Ok, so like I said - the denominator of the function is \(x^3+2x^2-9x-18\). I just wanted to confirm that since you did not use any ( ) so it can be vague in meaning.

Answer 6

OK, the numerator isn't really very relevant if we are just looking for the domain. How do you find the domain of a rational function?

Or maybe the way to ask it is: what kind of value ISN'T in the domain of a rational function?

Answer 7

E.g., for the function \(\Large y=\dfrac{ 3 }{ x-2 }\) ..... what is the domain?

Answer 8

2

Answer 9

The domain is 2?

Answer 10

No.... not exactly.....

Answer 11

everything except 2

Answer 12

RIGHT. So in general, how do you find the domain of a rational function? It's everything EXCEPT the values that............?

Answer 13

equal 0

Answer 14

Well, sort of. It's everything except the X values that make the DENOMINATOR =0. right?

Remember - domain is all about the x's. What x's are ALLOWED to be plugged into the equation.
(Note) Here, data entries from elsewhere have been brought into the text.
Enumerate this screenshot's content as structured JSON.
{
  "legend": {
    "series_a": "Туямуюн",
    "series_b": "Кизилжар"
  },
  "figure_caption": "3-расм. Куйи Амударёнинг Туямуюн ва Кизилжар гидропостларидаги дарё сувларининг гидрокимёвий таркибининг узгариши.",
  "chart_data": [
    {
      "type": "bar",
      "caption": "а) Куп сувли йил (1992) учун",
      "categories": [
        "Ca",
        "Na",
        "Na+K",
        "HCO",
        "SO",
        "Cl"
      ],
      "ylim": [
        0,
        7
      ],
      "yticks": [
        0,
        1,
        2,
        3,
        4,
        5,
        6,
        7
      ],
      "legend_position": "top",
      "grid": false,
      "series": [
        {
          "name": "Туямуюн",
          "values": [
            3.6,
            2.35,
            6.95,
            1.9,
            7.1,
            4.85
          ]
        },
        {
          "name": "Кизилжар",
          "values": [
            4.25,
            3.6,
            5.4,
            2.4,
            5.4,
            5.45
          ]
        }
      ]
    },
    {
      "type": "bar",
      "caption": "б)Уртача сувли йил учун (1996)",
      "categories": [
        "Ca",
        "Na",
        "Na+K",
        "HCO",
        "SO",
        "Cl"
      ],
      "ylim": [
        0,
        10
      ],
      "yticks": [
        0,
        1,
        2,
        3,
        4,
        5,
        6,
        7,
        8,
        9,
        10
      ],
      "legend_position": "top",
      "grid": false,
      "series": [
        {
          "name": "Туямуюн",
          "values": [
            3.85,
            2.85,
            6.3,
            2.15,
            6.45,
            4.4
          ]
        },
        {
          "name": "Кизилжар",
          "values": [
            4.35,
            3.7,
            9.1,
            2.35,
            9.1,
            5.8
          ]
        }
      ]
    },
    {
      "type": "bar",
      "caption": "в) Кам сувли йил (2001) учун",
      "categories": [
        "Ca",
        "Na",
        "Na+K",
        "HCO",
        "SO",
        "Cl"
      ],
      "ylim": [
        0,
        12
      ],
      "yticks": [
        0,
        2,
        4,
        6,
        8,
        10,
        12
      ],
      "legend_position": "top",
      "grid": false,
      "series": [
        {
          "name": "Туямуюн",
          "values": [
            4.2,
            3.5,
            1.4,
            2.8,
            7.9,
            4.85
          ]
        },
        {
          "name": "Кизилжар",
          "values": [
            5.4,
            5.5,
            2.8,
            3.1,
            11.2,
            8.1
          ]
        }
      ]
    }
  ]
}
When it comes to a rational function, the x's that are NOT allowed are those that make the den'r=0.

Answer 15

So what you need to do here, if find all the x's that make this den'r=0. That is, you have to solve:

\(\Large x^3+2x^2-9x-18=0\)

Which brings me back to.... :) What methods have you been taught for finding roots of a 3rd degree polynomial?

Graphing? Rational root theorem? Synthetic division?

Answer 16

When you solve that equation, you'll know what has to be left out of the domain.

Answer 17

rational root

Answer 18

OK. so by rational root theorem, any rational root of this function (if one exists) must be a factor of what number?

Answer 19

2

Answer 20

That rational root theorem says that IF a number is rational root, then it is of the form \(\pm\)p/q, where p is a factor of the constant term (in this case, that is 18) and q is a factor of the leading coefficient (in this case, 1).

so you need to find all factors of p=18, and q=1, (so in this case, really just all factors of 18). THAT list includes any rational roots. Notice that it doesn't guarantee that there are ANY rational roots - but only that, if there ARE, they are on that list.

Answer 21

ok so i got a domain of everything except for 3,-3 and -2

Answer 22

Very good - that's it! :)

Answer 23

Thank you